Teresa Garbulinska and Dr. Ronald Saykaly in their Lexington home with the score to Daniel Thomas Davis's "Book of Songs and Visions - Orchestral Version," the first composition for the Lexington Philharmonic funded by the Saykaly Garbulinska composer-in-residence program. © Herald-Leader staff photo by Rich Copley.
Ronald Saykaly didn’t know exactly what he was paying for.
The Lexington physician and his wife, former concert pianist Teresa Garbulinska, attended the inaugural Chamber Music Festival of Lexington in 2007 at the invitation of some friends.
At the first event, they met festival president Charles H. Stone. Saykaly says, “I was so impressed with what they did, the tremendous volunteerism and high quality of the performance, I told Charlie, ‘Look, if you ever need help, I’d be happy to help you with something.’”
Less than a year later, Stone came calling.
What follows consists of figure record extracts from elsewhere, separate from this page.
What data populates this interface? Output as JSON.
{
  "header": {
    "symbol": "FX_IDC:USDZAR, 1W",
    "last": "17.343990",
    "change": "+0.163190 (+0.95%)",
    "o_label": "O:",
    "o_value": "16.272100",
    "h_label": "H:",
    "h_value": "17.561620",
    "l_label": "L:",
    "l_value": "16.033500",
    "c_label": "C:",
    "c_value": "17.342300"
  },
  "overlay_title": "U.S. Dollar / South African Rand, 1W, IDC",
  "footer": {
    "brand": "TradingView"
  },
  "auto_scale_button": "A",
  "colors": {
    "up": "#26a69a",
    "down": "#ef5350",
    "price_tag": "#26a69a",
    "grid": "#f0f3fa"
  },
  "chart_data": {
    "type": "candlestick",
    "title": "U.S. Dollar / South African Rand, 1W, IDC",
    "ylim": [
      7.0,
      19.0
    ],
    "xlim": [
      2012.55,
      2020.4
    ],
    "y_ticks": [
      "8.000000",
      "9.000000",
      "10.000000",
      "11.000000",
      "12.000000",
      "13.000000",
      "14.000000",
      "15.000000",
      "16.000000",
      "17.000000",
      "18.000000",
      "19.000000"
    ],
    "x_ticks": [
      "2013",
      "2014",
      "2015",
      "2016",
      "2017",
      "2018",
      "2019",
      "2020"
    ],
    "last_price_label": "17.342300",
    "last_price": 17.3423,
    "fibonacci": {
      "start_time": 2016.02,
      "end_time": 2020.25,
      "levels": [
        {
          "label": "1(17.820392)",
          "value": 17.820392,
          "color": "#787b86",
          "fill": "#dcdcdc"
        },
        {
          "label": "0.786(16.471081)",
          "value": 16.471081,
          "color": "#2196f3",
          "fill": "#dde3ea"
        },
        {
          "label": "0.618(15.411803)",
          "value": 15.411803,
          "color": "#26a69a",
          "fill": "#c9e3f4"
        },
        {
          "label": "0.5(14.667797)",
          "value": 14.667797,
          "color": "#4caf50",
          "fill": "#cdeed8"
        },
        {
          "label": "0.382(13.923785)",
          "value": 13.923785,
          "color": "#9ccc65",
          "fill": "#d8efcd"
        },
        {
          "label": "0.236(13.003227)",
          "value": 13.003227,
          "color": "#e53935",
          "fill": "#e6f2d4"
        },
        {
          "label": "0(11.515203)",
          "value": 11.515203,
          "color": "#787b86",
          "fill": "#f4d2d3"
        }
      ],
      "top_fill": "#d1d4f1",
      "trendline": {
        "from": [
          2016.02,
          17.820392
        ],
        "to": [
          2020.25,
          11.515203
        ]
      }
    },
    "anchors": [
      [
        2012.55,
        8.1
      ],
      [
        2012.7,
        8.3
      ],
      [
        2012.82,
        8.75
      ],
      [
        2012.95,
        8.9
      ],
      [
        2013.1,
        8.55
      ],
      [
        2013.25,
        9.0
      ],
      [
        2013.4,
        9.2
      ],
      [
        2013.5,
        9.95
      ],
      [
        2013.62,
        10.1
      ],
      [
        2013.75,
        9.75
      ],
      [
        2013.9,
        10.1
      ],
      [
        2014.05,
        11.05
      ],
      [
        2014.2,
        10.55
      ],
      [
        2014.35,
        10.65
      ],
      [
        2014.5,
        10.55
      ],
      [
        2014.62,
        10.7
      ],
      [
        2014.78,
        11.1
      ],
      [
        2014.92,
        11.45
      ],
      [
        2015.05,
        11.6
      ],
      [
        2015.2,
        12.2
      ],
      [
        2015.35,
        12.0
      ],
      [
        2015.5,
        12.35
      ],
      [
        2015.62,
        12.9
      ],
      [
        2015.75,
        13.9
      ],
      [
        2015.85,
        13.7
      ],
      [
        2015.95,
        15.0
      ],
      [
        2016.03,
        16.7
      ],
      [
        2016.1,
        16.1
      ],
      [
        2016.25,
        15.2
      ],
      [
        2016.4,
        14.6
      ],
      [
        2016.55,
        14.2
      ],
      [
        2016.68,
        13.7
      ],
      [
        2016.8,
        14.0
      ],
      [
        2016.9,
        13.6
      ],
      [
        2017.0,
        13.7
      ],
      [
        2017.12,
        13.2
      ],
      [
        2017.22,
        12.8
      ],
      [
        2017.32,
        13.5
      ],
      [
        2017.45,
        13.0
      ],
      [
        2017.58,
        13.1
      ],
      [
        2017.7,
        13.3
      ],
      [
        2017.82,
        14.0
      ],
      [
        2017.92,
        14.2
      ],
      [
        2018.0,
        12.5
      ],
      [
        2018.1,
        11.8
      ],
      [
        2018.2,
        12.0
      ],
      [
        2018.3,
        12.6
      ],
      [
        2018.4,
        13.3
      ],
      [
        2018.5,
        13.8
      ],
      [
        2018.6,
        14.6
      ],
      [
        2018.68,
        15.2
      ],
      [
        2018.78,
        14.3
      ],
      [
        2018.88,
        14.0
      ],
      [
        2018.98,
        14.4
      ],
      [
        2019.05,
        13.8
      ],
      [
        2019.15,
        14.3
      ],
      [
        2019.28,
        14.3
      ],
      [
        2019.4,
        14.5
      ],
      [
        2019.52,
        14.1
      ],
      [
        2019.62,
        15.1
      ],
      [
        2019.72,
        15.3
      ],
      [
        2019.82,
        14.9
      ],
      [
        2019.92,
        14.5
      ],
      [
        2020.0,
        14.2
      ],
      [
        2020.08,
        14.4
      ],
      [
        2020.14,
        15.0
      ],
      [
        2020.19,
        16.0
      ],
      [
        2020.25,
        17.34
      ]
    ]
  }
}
He had met a young composer, Daniel Thomas Davis, and wanted to commission him to write a new work to be premiered at the second edition of the festival. Saykaly thought it sounded like a great idea. He had no idea what Davis would write and whether it would have a life beyond the festival, but he bought in.
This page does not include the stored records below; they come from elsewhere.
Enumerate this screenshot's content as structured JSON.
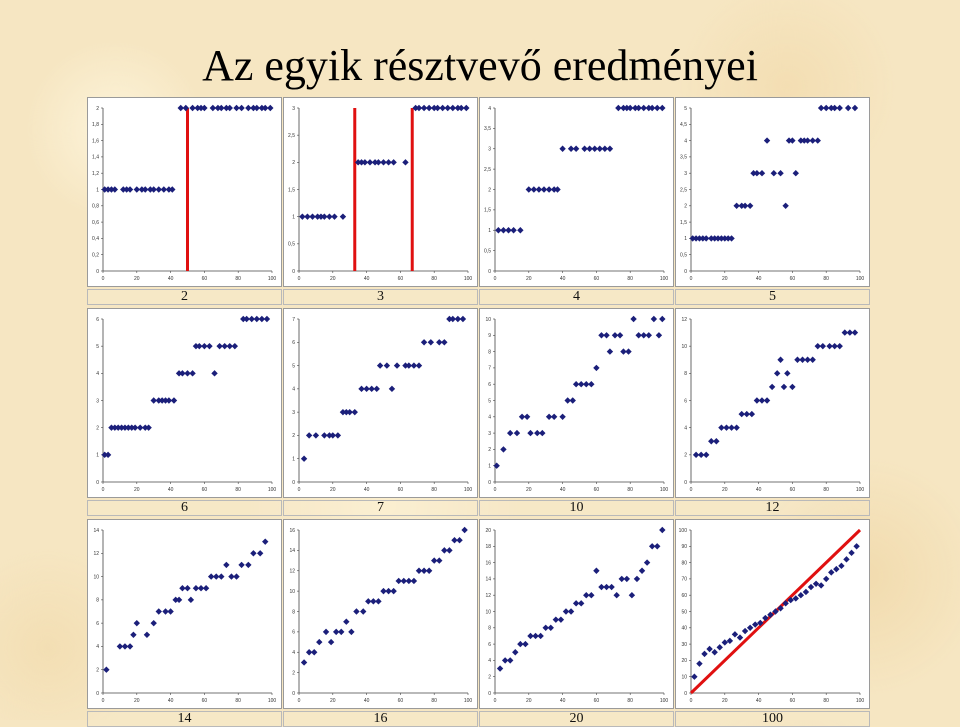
{
  "title": "Az egyik résztvevő eredményei",
  "chart_data": [
    {
      "type": "scatter",
      "caption": "2",
      "xlim": [
        0,
        100
      ],
      "ylim": [
        0,
        2
      ],
      "xticks": [
        "0",
        "20",
        "40",
        "60",
        "80",
        "100"
      ],
      "yticks": [
        "0",
        "0,2",
        "0,4",
        "0,6",
        "0,8",
        "1",
        "1,2",
        "1,4",
        "1,6",
        "1,8",
        "2"
      ],
      "vlines": [
        50
      ],
      "x": [
        1,
        3,
        5,
        7,
        12,
        14,
        16,
        20,
        23,
        25,
        28,
        30,
        33,
        36,
        39,
        41,
        46,
        49,
        53,
        56,
        58,
        60,
        65,
        68,
        70,
        73,
        75,
        79,
        82,
        86,
        89,
        91,
        94,
        96,
        99
      ],
      "y": [
        1,
        1,
        1,
        1,
        1,
        1,
        1,
        1,
        1,
        1,
        1,
        1,
        1,
        1,
        1,
        1,
        2,
        2,
        2,
        2,
        2,
        2,
        2,
        2,
        2,
        2,
        2,
        2,
        2,
        2,
        2,
        2,
        2,
        2,
        2
      ]
    },
    {
      "type": "scatter",
      "caption": "3",
      "xlim": [
        0,
        100
      ],
      "ylim": [
        0,
        3
      ],
      "xticks": [
        "0",
        "20",
        "40",
        "60",
        "80",
        "100"
      ],
      "yticks": [
        "0",
        "0,5",
        "1",
        "1,5",
        "2",
        "2,5",
        "3"
      ],
      "vlines": [
        33,
        67
      ],
      "x": [
        2,
        5,
        8,
        11,
        13,
        15,
        18,
        21,
        26,
        35,
        37,
        39,
        42,
        45,
        47,
        50,
        53,
        56,
        63,
        69,
        71,
        74,
        77,
        80,
        82,
        85,
        88,
        91,
        94,
        96,
        99
      ],
      "y": [
        1,
        1,
        1,
        1,
        1,
        1,
        1,
        1,
        1,
        2,
        2,
        2,
        2,
        2,
        2,
        2,
        2,
        2,
        2,
        3,
        3,
        3,
        3,
        3,
        3,
        3,
        3,
        3,
        3,
        3,
        3
      ]
    },
    {
      "type": "scatter",
      "caption": "4",
      "xlim": [
        0,
        100
      ],
      "ylim": [
        0,
        4
      ],
      "xticks": [
        "0",
        "20",
        "40",
        "60",
        "80",
        "100"
      ],
      "yticks": [
        "0",
        "0,5",
        "1",
        "1,5",
        "2",
        "2,5",
        "3",
        "3,5",
        "4"
      ],
      "x": [
        2,
        5,
        8,
        11,
        15,
        20,
        23,
        26,
        29,
        32,
        35,
        37,
        40,
        45,
        48,
        53,
        56,
        59,
        62,
        65,
        68,
        73,
        76,
        78,
        80,
        83,
        85,
        88,
        91,
        93,
        96,
        99
      ],
      "y": [
        1,
        1,
        1,
        1,
        1,
        2,
        2,
        2,
        2,
        2,
        2,
        2,
        3,
        3,
        3,
        3,
        3,
        3,
        3,
        3,
        3,
        4,
        4,
        4,
        4,
        4,
        4,
        4,
        4,
        4,
        4,
        4
      ]
    },
    {
      "type": "scatter",
      "caption": "5",
      "xlim": [
        0,
        100
      ],
      "ylim": [
        0,
        5
      ],
      "xticks": [
        "0",
        "20",
        "40",
        "60",
        "80",
        "100"
      ],
      "yticks": [
        "0",
        "0,5",
        "1",
        "1,5",
        "2",
        "2,5",
        "3",
        "3,5",
        "4",
        "4,5",
        "5"
      ],
      "x": [
        1,
        3,
        5,
        7,
        9,
        12,
        14,
        16,
        18,
        20,
        22,
        24,
        27,
        30,
        32,
        35,
        37,
        39,
        42,
        45,
        49,
        53,
        56,
        58,
        60,
        62,
        65,
        67,
        69,
        72,
        75,
        77,
        80,
        83,
        85,
        88,
        93,
        97
      ],
      "y": [
        1,
        1,
        1,
        1,
        1,
        1,
        1,
        1,
        1,
        1,
        1,
        1,
        2,
        2,
        2,
        2,
        3,
        3,
        3,
        4,
        3,
        3,
        2,
        4,
        4,
        3,
        4,
        4,
        4,
        4,
        4,
        5,
        5,
        5,
        5,
        5,
        5,
        5
      ]
    },
    {
      "type": "scatter",
      "caption": "6",
      "xlim": [
        0,
        100
      ],
      "ylim": [
        0,
        6
      ],
      "xticks": [
        "0",
        "20",
        "40",
        "60",
        "80",
        "100"
      ],
      "yticks": [
        "0",
        "1",
        "2",
        "3",
        "4",
        "5",
        "6"
      ],
      "x": [
        1,
        3,
        5,
        7,
        9,
        11,
        13,
        15,
        17,
        19,
        22,
        25,
        27,
        30,
        33,
        35,
        37,
        39,
        42,
        45,
        47,
        50,
        53,
        55,
        57,
        60,
        63,
        66,
        69,
        72,
        75,
        78,
        83,
        85,
        88,
        91,
        94,
        97
      ],
      "y": [
        1,
        1,
        2,
        2,
        2,
        2,
        2,
        2,
        2,
        2,
        2,
        2,
        2,
        3,
        3,
        3,
        3,
        3,
        3,
        4,
        4,
        4,
        4,
        5,
        5,
        5,
        5,
        4,
        5,
        5,
        5,
        5,
        6,
        6,
        6,
        6,
        6,
        6
      ]
    },
    {
      "type": "scatter",
      "caption": "7",
      "xlim": [
        0,
        100
      ],
      "ylim": [
        0,
        7
      ],
      "xticks": [
        "0",
        "20",
        "40",
        "60",
        "80",
        "100"
      ],
      "yticks": [
        "0",
        "1",
        "2",
        "3",
        "4",
        "5",
        "6",
        "7"
      ],
      "x": [
        3,
        6,
        10,
        15,
        18,
        20,
        23,
        26,
        28,
        30,
        33,
        37,
        40,
        43,
        46,
        48,
        52,
        55,
        58,
        63,
        65,
        68,
        71,
        74,
        78,
        83,
        86,
        89,
        91,
        94,
        97
      ],
      "y": [
        1,
        2,
        2,
        2,
        2,
        2,
        2,
        3,
        3,
        3,
        3,
        4,
        4,
        4,
        4,
        5,
        5,
        4,
        5,
        5,
        5,
        5,
        5,
        6,
        6,
        6,
        6,
        7,
        7,
        7,
        7
      ]
    },
    {
      "type": "scatter",
      "caption": "10",
      "xlim": [
        0,
        100
      ],
      "ylim": [
        0,
        10
      ],
      "xticks": [
        "0",
        "20",
        "40",
        "60",
        "80",
        "100"
      ],
      "yticks": [
        "0",
        "1",
        "2",
        "3",
        "4",
        "5",
        "6",
        "7",
        "8",
        "9",
        "10"
      ],
      "x": [
        1,
        5,
        9,
        13,
        16,
        19,
        21,
        25,
        28,
        32,
        35,
        40,
        43,
        46,
        48,
        51,
        54,
        57,
        60,
        63,
        66,
        68,
        71,
        74,
        76,
        79,
        82,
        85,
        88,
        91,
        94,
        97,
        99
      ],
      "y": [
        1,
        2,
        3,
        3,
        4,
        4,
        3,
        3,
        3,
        4,
        4,
        4,
        5,
        5,
        6,
        6,
        6,
        6,
        7,
        9,
        9,
        8,
        9,
        9,
        8,
        8,
        10,
        9,
        9,
        9,
        10,
        9,
        10
      ]
    },
    {
      "type": "scatter",
      "caption": "12",
      "xlim": [
        0,
        100
      ],
      "ylim": [
        0,
        12
      ],
      "xticks": [
        "0",
        "20",
        "40",
        "60",
        "80",
        "100"
      ],
      "yticks": [
        "0",
        "2",
        "4",
        "6",
        "8",
        "10",
        "12"
      ],
      "x": [
        3,
        6,
        9,
        12,
        15,
        18,
        21,
        24,
        27,
        30,
        33,
        36,
        39,
        42,
        45,
        48,
        51,
        53,
        55,
        57,
        60,
        63,
        66,
        69,
        72,
        75,
        78,
        82,
        85,
        88,
        91,
        94,
        97
      ],
      "y": [
        2,
        2,
        2,
        3,
        3,
        4,
        4,
        4,
        4,
        5,
        5,
        5,
        6,
        6,
        6,
        7,
        8,
        9,
        7,
        8,
        7,
        9,
        9,
        9,
        9,
        10,
        10,
        10,
        10,
        10,
        11,
        11,
        11
      ]
    },
    {
      "type": "scatter",
      "caption": "14",
      "xlim": [
        0,
        100
      ],
      "ylim": [
        0,
        14
      ],
      "xticks": [
        "0",
        "20",
        "40",
        "60",
        "80",
        "100"
      ],
      "yticks": [
        "0",
        "2",
        "4",
        "6",
        "8",
        "10",
        "12",
        "14"
      ],
      "x": [
        2,
        10,
        13,
        16,
        18,
        20,
        26,
        30,
        33,
        37,
        40,
        43,
        45,
        47,
        50,
        52,
        55,
        58,
        61,
        64,
        67,
        70,
        73,
        76,
        79,
        82,
        86,
        89,
        93,
        96
      ],
      "y": [
        2,
        4,
        4,
        4,
        5,
        6,
        5,
        6,
        7,
        7,
        7,
        8,
        8,
        9,
        9,
        8,
        9,
        9,
        9,
        10,
        10,
        10,
        11,
        10,
        10,
        11,
        11,
        12,
        12,
        13
      ]
    },
    {
      "type": "scatter",
      "caption": "16",
      "xlim": [
        0,
        100
      ],
      "ylim": [
        0,
        16
      ],
      "xticks": [
        "0",
        "20",
        "40",
        "60",
        "80",
        "100"
      ],
      "yticks": [
        "0",
        "2",
        "4",
        "6",
        "8",
        "10",
        "12",
        "14",
        "16"
      ],
      "x": [
        3,
        6,
        9,
        12,
        16,
        19,
        22,
        25,
        28,
        31,
        34,
        38,
        41,
        44,
        47,
        50,
        53,
        56,
        59,
        62,
        65,
        68,
        71,
        74,
        77,
        80,
        83,
        86,
        89,
        92,
        95,
        98
      ],
      "y": [
        3,
        4,
        4,
        5,
        6,
        5,
        6,
        6,
        7,
        6,
        8,
        8,
        9,
        9,
        9,
        10,
        10,
        10,
        11,
        11,
        11,
        11,
        12,
        12,
        12,
        13,
        13,
        14,
        14,
        15,
        15,
        16
      ]
    },
    {
      "type": "scatter",
      "caption": "20",
      "xlim": [
        0,
        100
      ],
      "ylim": [
        0,
        20
      ],
      "xticks": [
        "0",
        "20",
        "40",
        "60",
        "80",
        "100"
      ],
      "yticks": [
        "0",
        "2",
        "4",
        "6",
        "8",
        "10",
        "12",
        "14",
        "16",
        "18",
        "20"
      ],
      "x": [
        3,
        6,
        9,
        12,
        15,
        18,
        21,
        24,
        27,
        30,
        33,
        36,
        39,
        42,
        45,
        48,
        51,
        54,
        57,
        60,
        63,
        66,
        69,
        72,
        75,
        78,
        81,
        84,
        87,
        90,
        93,
        96,
        99
      ],
      "y": [
        3,
        4,
        4,
        5,
        6,
        6,
        7,
        7,
        7,
        8,
        8,
        9,
        9,
        10,
        10,
        11,
        11,
        12,
        12,
        15,
        13,
        13,
        13,
        12,
        14,
        14,
        12,
        14,
        15,
        16,
        18,
        18,
        20
      ]
    },
    {
      "type": "scatter",
      "caption": "100",
      "xlim": [
        0,
        100
      ],
      "ylim": [
        0,
        100
      ],
      "xticks": [
        "0",
        "20",
        "40",
        "60",
        "80",
        "100"
      ],
      "yticks": [
        "0",
        "10",
        "20",
        "30",
        "40",
        "50",
        "60",
        "70",
        "80",
        "90",
        "100"
      ],
      "diagonal": true,
      "x": [
        2,
        5,
        8,
        11,
        14,
        17,
        20,
        23,
        26,
        29,
        32,
        35,
        38,
        41,
        44,
        47,
        50,
        53,
        56,
        59,
        62,
        65,
        68,
        71,
        74,
        77,
        80,
        83,
        86,
        89,
        92,
        95,
        98
      ],
      "y": [
        10,
        18,
        24,
        27,
        25,
        28,
        31,
        32,
        36,
        34,
        38,
        40,
        42,
        43,
        46,
        48,
        50,
        52,
        55,
        57,
        58,
        60,
        62,
        65,
        67,
        66,
        70,
        74,
        76,
        78,
        82,
        86,
        90
      ]
    }
  ]
}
“It turned out to be rather successful,” Saykaly says.
He has supported a commission at the festival each year since then.
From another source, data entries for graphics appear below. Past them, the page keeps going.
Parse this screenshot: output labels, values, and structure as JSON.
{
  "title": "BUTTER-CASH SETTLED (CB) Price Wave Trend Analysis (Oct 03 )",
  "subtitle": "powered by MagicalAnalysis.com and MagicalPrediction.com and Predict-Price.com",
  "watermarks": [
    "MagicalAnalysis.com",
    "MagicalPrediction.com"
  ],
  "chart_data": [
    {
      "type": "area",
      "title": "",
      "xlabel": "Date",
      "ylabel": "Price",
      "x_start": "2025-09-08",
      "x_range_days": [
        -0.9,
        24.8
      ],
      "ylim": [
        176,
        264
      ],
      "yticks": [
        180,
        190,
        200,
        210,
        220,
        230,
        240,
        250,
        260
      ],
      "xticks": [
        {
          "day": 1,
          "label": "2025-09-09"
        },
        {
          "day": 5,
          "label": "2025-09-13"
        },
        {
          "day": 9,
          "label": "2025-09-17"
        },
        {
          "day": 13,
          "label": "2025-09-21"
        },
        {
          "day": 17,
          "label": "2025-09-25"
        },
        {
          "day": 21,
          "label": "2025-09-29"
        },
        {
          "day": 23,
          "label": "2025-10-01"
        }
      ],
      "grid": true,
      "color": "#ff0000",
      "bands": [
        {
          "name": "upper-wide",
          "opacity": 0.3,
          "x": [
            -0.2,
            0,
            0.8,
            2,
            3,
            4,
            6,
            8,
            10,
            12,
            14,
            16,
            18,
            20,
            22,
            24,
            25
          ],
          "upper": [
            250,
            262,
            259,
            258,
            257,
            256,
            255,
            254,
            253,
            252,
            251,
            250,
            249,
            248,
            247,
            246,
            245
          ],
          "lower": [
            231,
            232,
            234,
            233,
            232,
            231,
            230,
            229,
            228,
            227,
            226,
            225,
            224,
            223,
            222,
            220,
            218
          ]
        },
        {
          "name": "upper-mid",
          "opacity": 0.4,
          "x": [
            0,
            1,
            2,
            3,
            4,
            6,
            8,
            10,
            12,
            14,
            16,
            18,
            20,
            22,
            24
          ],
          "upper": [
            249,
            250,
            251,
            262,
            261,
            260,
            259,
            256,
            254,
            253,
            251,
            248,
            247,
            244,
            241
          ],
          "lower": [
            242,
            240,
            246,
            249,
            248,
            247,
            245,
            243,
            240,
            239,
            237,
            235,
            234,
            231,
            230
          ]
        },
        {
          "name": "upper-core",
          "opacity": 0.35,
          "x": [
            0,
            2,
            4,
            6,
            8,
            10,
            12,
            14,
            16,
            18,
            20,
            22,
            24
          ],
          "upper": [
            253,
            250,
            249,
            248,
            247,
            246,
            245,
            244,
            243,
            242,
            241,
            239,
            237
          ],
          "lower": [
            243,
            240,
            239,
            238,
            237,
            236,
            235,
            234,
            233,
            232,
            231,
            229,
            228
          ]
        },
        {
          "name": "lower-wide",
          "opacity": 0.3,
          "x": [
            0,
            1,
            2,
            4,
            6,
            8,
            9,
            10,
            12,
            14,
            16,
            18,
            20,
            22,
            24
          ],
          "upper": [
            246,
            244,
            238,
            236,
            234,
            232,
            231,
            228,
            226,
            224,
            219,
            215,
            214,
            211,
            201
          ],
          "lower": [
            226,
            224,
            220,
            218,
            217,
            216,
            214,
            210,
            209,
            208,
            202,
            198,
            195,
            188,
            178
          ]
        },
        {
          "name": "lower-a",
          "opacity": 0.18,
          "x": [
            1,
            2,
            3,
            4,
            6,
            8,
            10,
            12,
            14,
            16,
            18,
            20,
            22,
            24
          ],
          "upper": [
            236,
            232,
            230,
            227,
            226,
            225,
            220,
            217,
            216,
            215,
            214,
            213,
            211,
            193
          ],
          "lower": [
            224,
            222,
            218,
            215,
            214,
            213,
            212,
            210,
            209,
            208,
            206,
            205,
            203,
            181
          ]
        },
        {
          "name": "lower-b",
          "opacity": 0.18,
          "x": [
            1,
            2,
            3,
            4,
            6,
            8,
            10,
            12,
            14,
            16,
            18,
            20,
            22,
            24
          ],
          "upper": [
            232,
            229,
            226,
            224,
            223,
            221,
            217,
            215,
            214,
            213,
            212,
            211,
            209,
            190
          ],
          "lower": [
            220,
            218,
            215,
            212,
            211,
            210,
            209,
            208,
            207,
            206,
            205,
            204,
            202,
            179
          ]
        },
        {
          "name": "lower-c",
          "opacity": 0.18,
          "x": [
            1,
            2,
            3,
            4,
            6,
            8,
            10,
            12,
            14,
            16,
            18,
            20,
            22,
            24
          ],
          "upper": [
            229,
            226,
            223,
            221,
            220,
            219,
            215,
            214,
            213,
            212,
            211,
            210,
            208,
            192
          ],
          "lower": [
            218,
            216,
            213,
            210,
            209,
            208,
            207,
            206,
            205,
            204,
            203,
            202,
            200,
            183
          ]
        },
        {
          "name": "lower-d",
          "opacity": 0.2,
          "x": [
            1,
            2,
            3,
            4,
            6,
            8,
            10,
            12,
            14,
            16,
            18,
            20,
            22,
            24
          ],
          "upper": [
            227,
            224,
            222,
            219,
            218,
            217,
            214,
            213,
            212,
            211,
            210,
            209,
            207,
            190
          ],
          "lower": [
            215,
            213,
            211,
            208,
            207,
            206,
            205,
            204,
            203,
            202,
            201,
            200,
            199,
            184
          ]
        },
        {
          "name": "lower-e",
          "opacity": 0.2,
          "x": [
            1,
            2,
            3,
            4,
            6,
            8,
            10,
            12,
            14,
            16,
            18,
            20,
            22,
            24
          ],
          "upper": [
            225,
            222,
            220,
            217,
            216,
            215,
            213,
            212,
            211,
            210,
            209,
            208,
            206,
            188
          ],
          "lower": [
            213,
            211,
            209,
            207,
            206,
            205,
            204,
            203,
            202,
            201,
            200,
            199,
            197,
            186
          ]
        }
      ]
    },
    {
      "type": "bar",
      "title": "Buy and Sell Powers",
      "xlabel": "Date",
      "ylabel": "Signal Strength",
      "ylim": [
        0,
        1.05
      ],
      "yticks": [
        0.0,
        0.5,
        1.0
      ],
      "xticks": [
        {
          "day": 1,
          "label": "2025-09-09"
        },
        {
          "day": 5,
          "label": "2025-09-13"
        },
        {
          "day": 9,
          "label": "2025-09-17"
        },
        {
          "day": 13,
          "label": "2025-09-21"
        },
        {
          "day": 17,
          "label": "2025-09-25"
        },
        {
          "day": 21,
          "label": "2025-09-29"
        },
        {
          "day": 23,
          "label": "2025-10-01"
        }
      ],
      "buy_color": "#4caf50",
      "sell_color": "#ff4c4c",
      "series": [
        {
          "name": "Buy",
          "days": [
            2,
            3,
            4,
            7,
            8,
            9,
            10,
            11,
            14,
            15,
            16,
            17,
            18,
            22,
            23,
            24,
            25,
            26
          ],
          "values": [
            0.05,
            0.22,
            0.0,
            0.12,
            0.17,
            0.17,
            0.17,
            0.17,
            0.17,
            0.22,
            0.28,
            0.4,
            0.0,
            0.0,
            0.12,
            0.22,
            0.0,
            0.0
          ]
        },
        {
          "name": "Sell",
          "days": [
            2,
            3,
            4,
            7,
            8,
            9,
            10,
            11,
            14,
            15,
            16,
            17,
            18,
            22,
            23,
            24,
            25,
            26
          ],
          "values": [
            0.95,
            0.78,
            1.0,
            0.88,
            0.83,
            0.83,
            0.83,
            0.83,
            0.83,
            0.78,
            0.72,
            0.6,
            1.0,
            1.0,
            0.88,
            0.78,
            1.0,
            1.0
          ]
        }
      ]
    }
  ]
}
Davis’ Book of Songs and Visions ended up being played around the United States and Europe, and it won the 2009 ASCAP Morton Gould Young Composer Award. It came back around to the Bluegrass when Lexington Philharmonic music director Scott Terrell programmed a symphonic version of it for the orchestra’s 2010-11 season.
“I said, ‘Scott, you know, that’s my piece, and if you’re going to bring him here, I’d like to commission it,’” said Saykaly, who had joined the Philharmonic board about that time.
That planted the seeds for the Saykaly Garbulinska composer-in-residence program between the Philharmonic and the Chamber Music Festival, which will bring one composer to both orchestras every other year.
Davis’ Philharmonic commission last February was an informal start to the program. The commissioning of Daniel Kellogg, who wrote a piece called Look Up at the Sky for last summer’s Chamber Music Festival and will have a new work on Friday night’s Philharmonic concert, is the first formal manifestation of the effort.
“We sat down with Ron and said, we have these two entities,” says Terrell, who chooses the composer with Chamber Music Festival director Nathan Cole, a Lexington native and associate concertmaster of the Los Angeles Philharmonic Orchestra. “We have the orchestral entity where I, as a conductor, know there are composers really hungry to have new works commissioned. Then you have an organization that already has several new compositions under its belt. We said, there has to be a way this can work to our mutual strengths.”
It also can put Lexington on the classical-music map.